The former editor of the Cumhuriyet newspaper, Can Dündar is being tried – in absentia again – on charges of espionage and “trying to overthrow the constitutional order” in connection with his role in major anti-government protests in Istanbul’s Gezi Park in the spring of 2013. He and the six human rights activists who are his co-defendants face the possibility of sentences that together would total 2,970 years in prison.
At the end of today’s half-hour hearing, the court decided to combine their case with the trial of nine other leading civil society figures including the philanthropist Osman Kavala. The next hearing was set for 21 May.
Parallel proceedings have been initiated for the arrests of Dündar and his six co-defendants – the actor Mehmet Ali Alabora, the actress Pinar Ögün and the activists Gökçe Yılmaz, Handan Meltem Arıkan, Hanzade Hikmet Germiyanoğlu and İnanç Ekmekçi – who are all now living in self-imposed exile. They are also unjustly accused of attacking a mosque and acts of looting.
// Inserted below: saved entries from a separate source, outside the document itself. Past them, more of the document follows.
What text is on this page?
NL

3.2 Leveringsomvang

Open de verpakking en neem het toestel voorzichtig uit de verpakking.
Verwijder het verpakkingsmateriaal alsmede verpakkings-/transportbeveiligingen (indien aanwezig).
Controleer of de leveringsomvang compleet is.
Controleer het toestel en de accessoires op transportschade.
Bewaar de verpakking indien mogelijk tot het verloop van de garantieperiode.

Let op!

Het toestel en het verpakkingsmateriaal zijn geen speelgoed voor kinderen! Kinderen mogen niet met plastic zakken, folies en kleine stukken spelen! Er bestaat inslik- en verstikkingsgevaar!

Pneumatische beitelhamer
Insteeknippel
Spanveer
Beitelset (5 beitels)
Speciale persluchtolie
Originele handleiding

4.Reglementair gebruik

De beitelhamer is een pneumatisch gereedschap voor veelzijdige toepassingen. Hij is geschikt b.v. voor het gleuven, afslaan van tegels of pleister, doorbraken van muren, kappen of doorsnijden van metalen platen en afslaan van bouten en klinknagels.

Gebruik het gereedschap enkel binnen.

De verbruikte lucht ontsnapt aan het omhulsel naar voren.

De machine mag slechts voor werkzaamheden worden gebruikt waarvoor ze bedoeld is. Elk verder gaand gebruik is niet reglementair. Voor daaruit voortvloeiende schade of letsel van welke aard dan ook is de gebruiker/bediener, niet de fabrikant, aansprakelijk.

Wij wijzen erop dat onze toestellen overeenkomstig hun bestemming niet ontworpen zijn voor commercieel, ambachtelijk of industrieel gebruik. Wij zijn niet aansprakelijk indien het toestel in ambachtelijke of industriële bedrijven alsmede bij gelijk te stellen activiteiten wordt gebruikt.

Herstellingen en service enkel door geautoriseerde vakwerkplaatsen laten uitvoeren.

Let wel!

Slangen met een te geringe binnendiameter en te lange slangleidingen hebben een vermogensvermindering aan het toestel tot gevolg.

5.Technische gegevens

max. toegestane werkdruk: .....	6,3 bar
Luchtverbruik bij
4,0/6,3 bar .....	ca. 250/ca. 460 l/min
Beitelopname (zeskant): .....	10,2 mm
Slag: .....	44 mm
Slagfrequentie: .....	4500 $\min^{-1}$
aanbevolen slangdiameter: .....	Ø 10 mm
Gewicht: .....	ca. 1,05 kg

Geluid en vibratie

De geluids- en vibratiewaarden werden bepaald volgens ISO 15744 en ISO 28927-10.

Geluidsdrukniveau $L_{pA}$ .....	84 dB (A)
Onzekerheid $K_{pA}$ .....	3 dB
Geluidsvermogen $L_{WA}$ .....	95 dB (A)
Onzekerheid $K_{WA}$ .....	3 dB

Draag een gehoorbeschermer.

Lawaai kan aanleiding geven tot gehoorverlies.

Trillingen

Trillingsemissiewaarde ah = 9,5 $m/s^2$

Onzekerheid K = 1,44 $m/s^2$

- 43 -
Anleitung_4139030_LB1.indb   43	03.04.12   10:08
“Nothing can better illustrate this government’s arbitrary attitude towards its critics than the political and judicial persecution of the journalist Can Dündar,” RSF Turkey representative Erol Önderoglu said. “This trial is contrary to the spirit of its vaunted human rights reforms. Turkey cannot aspire to improve its relations with the European Union if it so openly flouts the law and justice with this kind of prosecution of a journalist who just did his job.”
Political and judicial persecution
The 27-year jail sentence the Dündar received last December was punishment for a story headlined “İşte Erdoğan’ın yok dediği silahlar” (These are the weapons Erdogan denies exist) that he published in Cumhuriyet when he was still its editor in 2015.
It was accompanied by photos and videos that showed that Turkish intelligence was helping to supply weapons to Islamist groups in Turkey. President Recep Tayyip Erdogan responded by threatening him on the air on the state TV channel TRT: “The person who wrote that exclusive article will pay dearly. I won’t let him get away with it.”
Dündar’s judicial problems date back to November 2015, when he was arrested and held for three months until released on the basis of a ruling by the Constitutional Court, which said his detention was unconstitutional.
After a court appearance in the Istanbul district of Caglayan on 6 May 2016, Dündar narrowly escaped an armed attack as he left the court building to give interviews to the journalists outside. It was this attack that led him to move to Germany, where he launched a news website called Özgürüz (We are free).
ECHR condemns arbitrary imprisonment
On 13 April, the European Court of Human Rights (ECHR) ruled that the constant threat of imprisonment hanging over journalists in Turkey violates the rights to security and freedom of expression, and it ordered the government to pay €15,000 in compensation to Ahmet Altan, a journalist sentenced to 10 years and six months in prison for alleged supporting the group said to have masterminded a coup attempt in July 2016.
Altan was released the next day, 14 April, as a result of a decision by Turkey’s highest appeal court that his sentence was disproportionate. The ECHR also ordered the government to pay nearly €15,000 in compensation to Murat Aksoy, a journalist who was imprisoned for 16 months after the 2016 coup attempt.
Turkey is ranked 153rd out of 180 countries in RSF's 2021 World Press Freedom Index.